Como sempre, a segunda-feira havia começado igual a todas outras. Acordar cedo, banho, escovar os dentes e trabalho. Ele estava esperando o circular, como sempre fazia, para chegar à cidade vizinha aonde trabalhava, e que ficava a sete quilômetros de onde morava. Trajava sua velha jaqueta verde escura por cima da camiseta cinza, uma calça jeans, e seus cabelos estavam no estilo “moicano”, corte inclusive que se encaixava na atitude mais radical que tomara nos últimos doze anos. Ali estava ele, esperando como sempre, o inevitável desenrolar de mais um dia. O circular chegou e ele embarcou.

O percurso até seu trabalho não demorava mais do que quinze minutos. Ele preferia sentar a janela, pois descia na última parada da linha e assim não seria incomodado. Olhava compenetrado o mundo passar pela janela, sem de fato prestar atenção a nada, apenas absorto em pensamentos comuns e irrelevantes.

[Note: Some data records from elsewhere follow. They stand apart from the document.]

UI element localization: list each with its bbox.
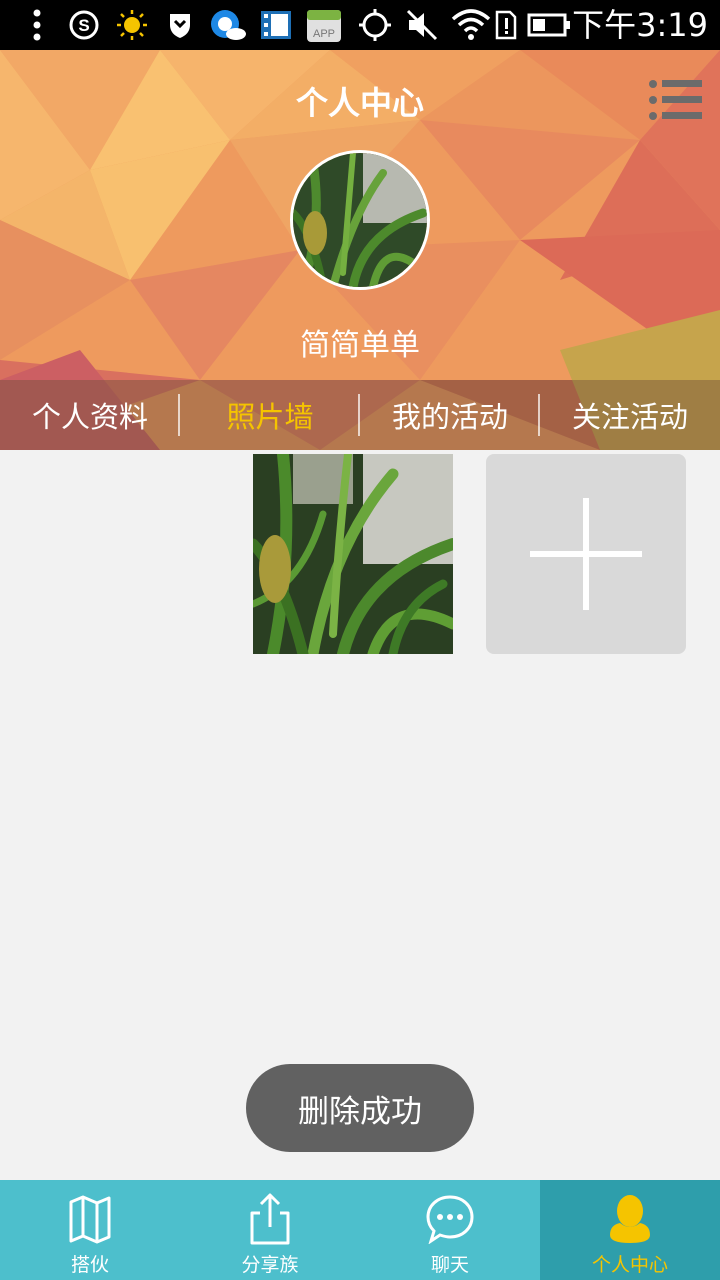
- status-time: 下午3:19: [572, 6, 708, 44]
- svg-text:S: S: [78, 16, 89, 35]
- tab-label: 照片墙: [226, 400, 314, 434]
- tab-label: 个人资料: [31, 400, 148, 434]
- film-icon: [258, 0, 294, 50]
- nav-item-partner[interactable]: 搭伙: [0, 1180, 180, 1280]
- app-store-icon: APP: [304, 0, 344, 50]
- nav-label: 分享族: [241, 1254, 299, 1276]
- tab-label: 我的活动: [391, 400, 508, 434]
- add-photo-button[interactable]: [486, 454, 686, 654]
- nav-item-chat[interactable]: 聊天: [360, 1180, 540, 1280]
- share-icon: [246, 1192, 294, 1246]
- plant-photo-image: [253, 454, 453, 654]
- page-title: 个人中心: [295, 84, 424, 122]
- battery-icon: [526, 0, 572, 50]
- app-badge-text: APP: [313, 28, 335, 40]
- wifi-icon: [450, 0, 492, 50]
- username: 简简单单: [300, 328, 420, 363]
- nav-label: 个人中心: [591, 1254, 668, 1276]
- tab-followed-activities[interactable]: 关注活动: [540, 380, 720, 450]
- avatar-plant-image: [293, 153, 427, 287]
- tab-personal-info[interactable]: 个人资料: [0, 380, 180, 450]
- profile-tabs: 个人资料 照片墙 我的活动 关注活动: [0, 380, 720, 450]
- mute-icon: [404, 0, 440, 50]
- tab-photo-wall[interactable]: 照片墙: [180, 380, 360, 450]
- cloud-icon: [208, 0, 248, 50]
- status-bar: S APP 下午3:19: [0, 0, 720, 50]
- person-icon: [606, 1192, 654, 1246]
- list-menu-icon: [649, 80, 702, 120]
- map-icon: [66, 1192, 114, 1246]
- nav-label: 搭伙: [70, 1254, 109, 1276]
- nav-item-profile[interactable]: 个人中心: [540, 1180, 720, 1280]
- bottom-navigation: 搭伙 分享族 聊天 个人中心: [0, 1180, 720, 1280]
- avatar[interactable]: [290, 150, 430, 290]
- tab-my-activities[interactable]: 我的活动: [360, 380, 540, 450]
- nav-item-share[interactable]: 分享族: [180, 1180, 360, 1280]
- sogou-icon: S: [66, 0, 102, 50]
- more-vert-icon: [26, 0, 48, 50]
- gps-icon: [356, 0, 394, 50]
- sun-icon: [114, 0, 150, 50]
- tab-label: 关注活动: [571, 400, 688, 434]
- sim-alert-icon: [494, 0, 518, 50]
- chat-icon: [426, 1192, 474, 1246]
- profile-header: 个人中心 简简单单 个人资料 照片墙 我的活动 关注活动: [0, 50, 720, 450]
- nav-label: 聊天: [430, 1254, 469, 1276]
- photo-tile[interactable]: [253, 454, 453, 654]
- toast-message: 删除成功: [246, 1064, 474, 1152]
- menu-button[interactable]: [648, 78, 702, 124]
- shield-icon: [164, 0, 196, 50]
- plus-icon: [583, 498, 589, 610]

Tão compenetrado, que não havia notado a mão que estava estendida a sua frente, e que o fez voltar de sobressalto a realidade. Um pacote de balas, sendo oferecido por uma linda moça. Cabelos loiros, sorriso cativante e um par de olhos azuis hipnotizantes. Não para ele. Ele não comia balas, mas aceitou para que logo pudesse voltar para seus pensamentos. Alguns minutos depois e, sua parada finalmente chegara. Levantou-se calmamente e dirigiu-se a porta de saída. A alguns passos de sair do ônibus, o motorista chamou sua atenção e lhe entregou um bilhete, dizendo que havia sido entregue pela mesma moça que antes havia lhe oferecido balas. O bilhete foi escrito em um recibo de mercado, no caso recibo este referente ao pacote de balas. Uma letra desenhada e formosamente alinhada dizia a seguinte frase: “Em 2 anos neste ônibus, nunca vi seu sorriso. Mesmo assim, têm noites em que sonho com ele!”. Ele colocou o bilhete no bolso e seguiu para o seu rotineiro dia. Sem mesmo sequer pensar sobre isso.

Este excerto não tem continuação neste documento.